Dopo le dimissioni di Cosentino, Scajola, Brancher, pace o scontro tra Fini e Berlusconi sulla legge bavaglio?

di Giuseppe Giulietti
Pubblicato il 17 Luglio 2010 - 13:38| Aggiornato il 21 Ottobre 2010 OLTRE 6 MESI FA

Fini e Berlusconi

Il presidente Fini e i suoi collaboratori sono giustamente soddisfatti per aver costretto “Cesare” Berlusconi a far dimettere gli amici del cuore Cosentino, Scaiola, Brancher. Sembrerà paradossale,ma adesso per loro, i finiani, verrà il momento più difficile.

Belusconi non è certo uno che molla l’osso e ora pretenderà il pagamento della cambiale, chiederà la prova del fuoco.

Questa prova sarà rappresentata dalla legge bavaglio, la vera legge berlusconissima , quella attesa dalle tante cricche e dalle tante p3 disperse lungo la penisola.

Le modifiche apportate al testo non hanno minimamente risposto alle gravi preoccupazioni sollevate dai costituzionalisti, dai magistrati impegnati contro le mafie e le camorre, per non parlare della parte relativa al diritto di cronaca che non hanno neppure fatto finta di voler cambiare, salvo qualche sconto comitiva concesso agli editori.

Sino ad oggi GianfrancoFini e la presidente della Commissione giustizia della Camera Giulia Buongiorno si sono mossi come Bertoldo quando cercava l’albero migliore ove farsi impiccare. Di volta in volta, giustamente, la loro attenzione sì è spostata sui diversi punti di un provvedimento che andrebbe semplicemente affossato perché non è certo emendabile.

Ogni volta, puntualmente, Berlusconi e i suoi avvocati hanno minacciato fuoco e fiamme, dimissioni, elezioni anticipate, ma poi sono tornati al tavolo della trattativa, troppo importante per loro è l’approvazione della legge bavaglio per potersi consentire che tutto salti e che si debba tornate a mani vuote dagli amici che stanno aspettando questa legge.

Dopo le dimissioni di Cosentino è assai probabile che chiederanno a Fini e ai suoi di dare un segnale e di consentire l’approvazione del bavaglio prima delle vacanze estive, senza ulteriori rinvii, altrimenti tenteranno la prova di forza,anche a costo di provocare una crisi immediata.

Questo sarà il passaggio cruciale per Fini.

Se dovesse cedere, si brucerebbe in pochi istanti il patrimonio personale e politico accumulato in questi mesi e che costituisce e costituirà la riserva sulla quale costruire quelle liste della nazione che sembrano ormai l’inevitabile sbocco di una frattura non più sanabile con Berlusconi e il berlusconismo. Se dovesse dire di no potrebbe correre grandi rischi nell’immediato, ma potrebbe vincere l’intera posta nel giro di alcuni mesi.

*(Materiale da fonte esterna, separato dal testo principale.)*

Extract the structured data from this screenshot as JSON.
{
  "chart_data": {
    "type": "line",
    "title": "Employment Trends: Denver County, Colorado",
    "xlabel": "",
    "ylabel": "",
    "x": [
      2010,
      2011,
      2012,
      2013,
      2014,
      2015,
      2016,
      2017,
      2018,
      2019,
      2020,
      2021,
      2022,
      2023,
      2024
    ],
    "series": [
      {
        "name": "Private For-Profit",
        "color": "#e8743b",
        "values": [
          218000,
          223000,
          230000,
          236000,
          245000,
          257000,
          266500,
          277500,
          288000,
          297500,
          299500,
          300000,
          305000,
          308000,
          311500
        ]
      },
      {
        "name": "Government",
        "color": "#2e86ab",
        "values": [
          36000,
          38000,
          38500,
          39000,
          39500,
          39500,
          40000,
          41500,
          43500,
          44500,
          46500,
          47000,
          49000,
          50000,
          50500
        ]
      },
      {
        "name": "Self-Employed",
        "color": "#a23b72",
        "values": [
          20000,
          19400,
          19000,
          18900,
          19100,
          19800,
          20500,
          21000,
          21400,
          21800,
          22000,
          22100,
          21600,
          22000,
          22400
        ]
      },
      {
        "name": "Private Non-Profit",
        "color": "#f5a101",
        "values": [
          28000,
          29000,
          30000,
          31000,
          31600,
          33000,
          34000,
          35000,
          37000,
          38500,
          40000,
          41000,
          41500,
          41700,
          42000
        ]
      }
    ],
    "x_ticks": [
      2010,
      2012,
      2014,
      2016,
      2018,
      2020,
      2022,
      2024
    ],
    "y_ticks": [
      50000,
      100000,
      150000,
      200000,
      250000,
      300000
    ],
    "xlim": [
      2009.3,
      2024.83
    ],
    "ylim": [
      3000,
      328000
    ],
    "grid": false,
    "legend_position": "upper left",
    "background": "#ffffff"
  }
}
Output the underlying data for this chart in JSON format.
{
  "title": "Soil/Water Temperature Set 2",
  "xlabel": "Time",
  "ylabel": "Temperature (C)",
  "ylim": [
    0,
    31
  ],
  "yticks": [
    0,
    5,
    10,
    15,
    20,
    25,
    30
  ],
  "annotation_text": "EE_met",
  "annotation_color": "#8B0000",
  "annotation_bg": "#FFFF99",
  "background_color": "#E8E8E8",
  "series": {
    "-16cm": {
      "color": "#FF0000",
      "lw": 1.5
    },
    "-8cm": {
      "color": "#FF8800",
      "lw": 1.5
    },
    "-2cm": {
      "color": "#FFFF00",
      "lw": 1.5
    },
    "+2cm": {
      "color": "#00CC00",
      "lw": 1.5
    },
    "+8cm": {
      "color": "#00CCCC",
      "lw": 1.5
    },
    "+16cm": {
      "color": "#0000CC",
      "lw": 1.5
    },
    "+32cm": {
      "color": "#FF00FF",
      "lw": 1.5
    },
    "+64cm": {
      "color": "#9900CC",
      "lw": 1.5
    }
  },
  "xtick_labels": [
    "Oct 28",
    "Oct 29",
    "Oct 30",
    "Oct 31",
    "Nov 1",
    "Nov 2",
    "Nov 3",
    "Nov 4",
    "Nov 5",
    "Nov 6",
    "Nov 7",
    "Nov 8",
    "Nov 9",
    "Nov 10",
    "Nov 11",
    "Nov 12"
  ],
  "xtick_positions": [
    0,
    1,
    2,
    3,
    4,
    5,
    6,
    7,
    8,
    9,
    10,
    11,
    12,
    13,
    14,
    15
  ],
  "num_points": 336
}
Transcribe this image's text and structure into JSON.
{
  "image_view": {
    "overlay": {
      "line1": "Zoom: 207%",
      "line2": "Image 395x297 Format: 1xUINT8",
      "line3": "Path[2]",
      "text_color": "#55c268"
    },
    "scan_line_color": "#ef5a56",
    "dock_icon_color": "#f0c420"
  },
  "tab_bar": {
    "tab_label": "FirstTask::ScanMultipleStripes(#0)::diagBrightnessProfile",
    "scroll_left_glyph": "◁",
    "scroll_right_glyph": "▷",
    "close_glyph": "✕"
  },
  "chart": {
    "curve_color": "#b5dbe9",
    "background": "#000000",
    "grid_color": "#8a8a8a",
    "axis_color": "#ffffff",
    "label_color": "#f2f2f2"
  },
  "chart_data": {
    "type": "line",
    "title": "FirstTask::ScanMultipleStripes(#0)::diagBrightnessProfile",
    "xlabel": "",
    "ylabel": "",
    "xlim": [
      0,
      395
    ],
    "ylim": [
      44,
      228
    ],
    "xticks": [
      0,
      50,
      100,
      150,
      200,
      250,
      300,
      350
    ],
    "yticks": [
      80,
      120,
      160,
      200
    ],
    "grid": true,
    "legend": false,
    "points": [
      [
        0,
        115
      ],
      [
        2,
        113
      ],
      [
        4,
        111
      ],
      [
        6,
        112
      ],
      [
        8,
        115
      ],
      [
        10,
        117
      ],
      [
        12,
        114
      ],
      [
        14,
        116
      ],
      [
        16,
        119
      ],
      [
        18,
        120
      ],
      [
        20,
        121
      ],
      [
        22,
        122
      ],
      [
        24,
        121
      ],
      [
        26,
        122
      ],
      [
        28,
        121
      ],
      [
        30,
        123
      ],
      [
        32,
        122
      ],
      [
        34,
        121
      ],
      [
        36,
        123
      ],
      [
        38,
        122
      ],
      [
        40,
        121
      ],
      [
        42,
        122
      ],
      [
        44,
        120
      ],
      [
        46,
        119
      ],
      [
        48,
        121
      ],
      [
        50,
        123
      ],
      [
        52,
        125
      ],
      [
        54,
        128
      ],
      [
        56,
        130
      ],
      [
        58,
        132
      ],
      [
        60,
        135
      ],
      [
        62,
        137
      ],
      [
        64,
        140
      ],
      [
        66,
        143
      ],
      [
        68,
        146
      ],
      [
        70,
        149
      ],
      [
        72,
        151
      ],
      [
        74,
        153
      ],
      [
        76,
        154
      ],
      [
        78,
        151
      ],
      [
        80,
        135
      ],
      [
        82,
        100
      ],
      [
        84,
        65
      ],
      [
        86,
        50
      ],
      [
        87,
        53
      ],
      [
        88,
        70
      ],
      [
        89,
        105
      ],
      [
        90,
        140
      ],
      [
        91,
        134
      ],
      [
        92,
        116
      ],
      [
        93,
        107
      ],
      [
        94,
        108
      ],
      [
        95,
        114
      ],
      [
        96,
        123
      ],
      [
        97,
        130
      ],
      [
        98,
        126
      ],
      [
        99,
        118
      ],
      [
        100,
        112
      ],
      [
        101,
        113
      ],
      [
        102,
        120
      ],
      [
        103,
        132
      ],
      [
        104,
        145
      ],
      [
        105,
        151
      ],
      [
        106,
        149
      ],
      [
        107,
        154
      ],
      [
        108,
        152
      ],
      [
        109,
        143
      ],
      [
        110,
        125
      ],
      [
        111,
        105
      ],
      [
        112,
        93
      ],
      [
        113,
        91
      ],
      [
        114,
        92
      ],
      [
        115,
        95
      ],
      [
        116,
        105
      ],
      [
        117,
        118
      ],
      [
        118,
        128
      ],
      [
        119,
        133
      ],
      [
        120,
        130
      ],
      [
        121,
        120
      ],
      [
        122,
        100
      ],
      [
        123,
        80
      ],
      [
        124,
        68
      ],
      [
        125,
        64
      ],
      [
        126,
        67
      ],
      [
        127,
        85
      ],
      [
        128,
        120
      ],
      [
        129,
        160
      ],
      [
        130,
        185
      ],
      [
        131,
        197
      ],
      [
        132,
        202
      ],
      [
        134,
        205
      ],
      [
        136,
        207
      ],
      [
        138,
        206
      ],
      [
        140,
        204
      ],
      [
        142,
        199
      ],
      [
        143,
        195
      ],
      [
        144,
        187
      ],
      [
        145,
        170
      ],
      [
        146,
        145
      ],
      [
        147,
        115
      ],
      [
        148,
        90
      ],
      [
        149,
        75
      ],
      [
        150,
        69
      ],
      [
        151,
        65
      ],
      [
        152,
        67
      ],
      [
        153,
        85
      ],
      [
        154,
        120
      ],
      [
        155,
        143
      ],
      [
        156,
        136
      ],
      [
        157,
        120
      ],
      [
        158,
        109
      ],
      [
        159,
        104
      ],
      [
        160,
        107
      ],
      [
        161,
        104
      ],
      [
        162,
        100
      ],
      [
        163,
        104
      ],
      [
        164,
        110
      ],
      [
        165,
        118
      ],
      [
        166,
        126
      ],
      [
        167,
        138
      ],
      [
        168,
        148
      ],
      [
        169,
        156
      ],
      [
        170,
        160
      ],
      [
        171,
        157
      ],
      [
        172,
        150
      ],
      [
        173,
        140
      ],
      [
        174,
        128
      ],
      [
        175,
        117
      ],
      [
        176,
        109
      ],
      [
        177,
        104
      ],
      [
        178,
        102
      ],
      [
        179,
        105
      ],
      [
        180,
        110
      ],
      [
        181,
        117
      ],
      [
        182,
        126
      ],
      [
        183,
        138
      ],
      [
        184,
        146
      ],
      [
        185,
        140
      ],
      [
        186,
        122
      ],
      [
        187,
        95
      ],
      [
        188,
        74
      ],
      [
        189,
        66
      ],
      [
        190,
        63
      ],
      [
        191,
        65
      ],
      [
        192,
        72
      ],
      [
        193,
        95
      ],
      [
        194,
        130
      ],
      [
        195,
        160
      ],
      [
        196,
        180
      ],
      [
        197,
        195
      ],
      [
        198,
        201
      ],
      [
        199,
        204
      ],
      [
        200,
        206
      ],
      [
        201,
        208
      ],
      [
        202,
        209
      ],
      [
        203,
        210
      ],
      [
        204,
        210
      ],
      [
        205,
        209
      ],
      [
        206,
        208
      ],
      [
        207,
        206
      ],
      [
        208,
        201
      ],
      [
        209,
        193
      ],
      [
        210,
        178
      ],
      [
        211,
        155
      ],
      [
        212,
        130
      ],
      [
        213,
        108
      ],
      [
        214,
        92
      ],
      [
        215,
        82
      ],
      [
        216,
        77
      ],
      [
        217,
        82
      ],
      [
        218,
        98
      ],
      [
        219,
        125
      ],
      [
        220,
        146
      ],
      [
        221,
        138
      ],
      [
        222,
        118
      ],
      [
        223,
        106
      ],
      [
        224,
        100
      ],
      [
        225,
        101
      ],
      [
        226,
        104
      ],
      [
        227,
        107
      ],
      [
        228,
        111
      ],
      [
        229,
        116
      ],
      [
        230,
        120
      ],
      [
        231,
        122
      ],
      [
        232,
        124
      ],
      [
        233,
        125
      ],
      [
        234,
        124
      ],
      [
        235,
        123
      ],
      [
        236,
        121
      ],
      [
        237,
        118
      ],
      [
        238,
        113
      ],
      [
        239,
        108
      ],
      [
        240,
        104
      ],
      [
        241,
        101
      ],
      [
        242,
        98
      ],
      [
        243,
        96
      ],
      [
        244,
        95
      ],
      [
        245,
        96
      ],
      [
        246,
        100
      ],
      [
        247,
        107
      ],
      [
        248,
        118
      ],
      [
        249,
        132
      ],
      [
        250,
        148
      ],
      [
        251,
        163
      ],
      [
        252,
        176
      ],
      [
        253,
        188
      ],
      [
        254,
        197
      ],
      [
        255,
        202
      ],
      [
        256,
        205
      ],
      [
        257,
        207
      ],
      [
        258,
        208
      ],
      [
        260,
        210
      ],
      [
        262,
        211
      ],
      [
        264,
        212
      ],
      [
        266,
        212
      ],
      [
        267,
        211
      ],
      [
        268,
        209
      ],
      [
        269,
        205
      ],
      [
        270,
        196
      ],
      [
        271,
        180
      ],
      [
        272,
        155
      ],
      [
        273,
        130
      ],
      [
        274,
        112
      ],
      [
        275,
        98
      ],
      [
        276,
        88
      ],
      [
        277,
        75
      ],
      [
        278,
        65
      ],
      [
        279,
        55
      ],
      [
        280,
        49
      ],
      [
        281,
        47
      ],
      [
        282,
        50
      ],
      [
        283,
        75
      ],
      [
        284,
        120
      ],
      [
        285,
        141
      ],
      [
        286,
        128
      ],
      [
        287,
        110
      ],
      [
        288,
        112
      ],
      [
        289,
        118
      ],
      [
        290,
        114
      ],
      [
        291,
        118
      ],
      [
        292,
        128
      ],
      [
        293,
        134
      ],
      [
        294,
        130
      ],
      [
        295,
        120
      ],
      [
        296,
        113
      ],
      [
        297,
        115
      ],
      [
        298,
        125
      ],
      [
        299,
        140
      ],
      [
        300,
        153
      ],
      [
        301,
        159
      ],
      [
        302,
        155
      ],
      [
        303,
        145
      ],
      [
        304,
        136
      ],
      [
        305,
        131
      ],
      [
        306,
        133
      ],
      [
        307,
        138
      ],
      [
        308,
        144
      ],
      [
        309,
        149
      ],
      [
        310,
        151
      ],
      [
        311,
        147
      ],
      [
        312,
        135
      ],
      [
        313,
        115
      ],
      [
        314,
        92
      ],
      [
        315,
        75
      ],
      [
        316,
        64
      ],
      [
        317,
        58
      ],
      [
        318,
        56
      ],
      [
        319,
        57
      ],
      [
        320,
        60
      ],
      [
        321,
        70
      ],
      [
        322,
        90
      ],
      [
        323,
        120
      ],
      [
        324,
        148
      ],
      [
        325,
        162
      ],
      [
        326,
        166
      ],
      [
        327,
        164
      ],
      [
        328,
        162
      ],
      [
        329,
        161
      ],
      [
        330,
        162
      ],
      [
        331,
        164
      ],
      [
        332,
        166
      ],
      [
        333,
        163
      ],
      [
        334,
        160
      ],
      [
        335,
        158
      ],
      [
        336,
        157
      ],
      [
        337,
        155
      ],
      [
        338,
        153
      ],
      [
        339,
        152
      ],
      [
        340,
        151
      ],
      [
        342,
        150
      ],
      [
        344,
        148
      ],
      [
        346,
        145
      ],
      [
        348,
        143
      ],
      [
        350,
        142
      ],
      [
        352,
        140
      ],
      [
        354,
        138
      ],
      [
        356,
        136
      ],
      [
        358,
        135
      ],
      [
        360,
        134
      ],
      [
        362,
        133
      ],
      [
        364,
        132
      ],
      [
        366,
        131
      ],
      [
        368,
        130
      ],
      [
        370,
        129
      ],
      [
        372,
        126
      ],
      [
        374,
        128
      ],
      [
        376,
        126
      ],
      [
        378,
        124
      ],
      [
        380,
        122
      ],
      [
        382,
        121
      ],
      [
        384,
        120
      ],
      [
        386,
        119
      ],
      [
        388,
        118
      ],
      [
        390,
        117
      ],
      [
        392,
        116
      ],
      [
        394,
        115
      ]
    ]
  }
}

Dal no, infatti, deriverebbe una spinta a nuovi e inediti scenari che potrebbero mutare in modi e forme impensabili l’attuale scenario politico.

Nonostante tutto continuiamo a pensare che Fini, tra mille tormenti e qualche passo falso, non tornerà indietro, anche perché, per fare un solo esempio, lunedì prossimo, 19 luglio, lui e i suoi saranno vicini alla famiglia Borsellino nella tradizionale fiaccolata per ricordare il giudice ammazzato dalla mafia.

Altri hanno già fatto sapere che loro, invece, considerano un eroe quel Mangano, mafioso pluricondannato, perché quando stava in carcere si era rifiutato di rispondere alle domande sugli amici Marcello e Silvio.

No, non c’è proprio possibilità di ricomposizione. La rottura è già scritta, manca solo la data finale.

Per quanto ci riguarda, prima sarà e meglio sarà!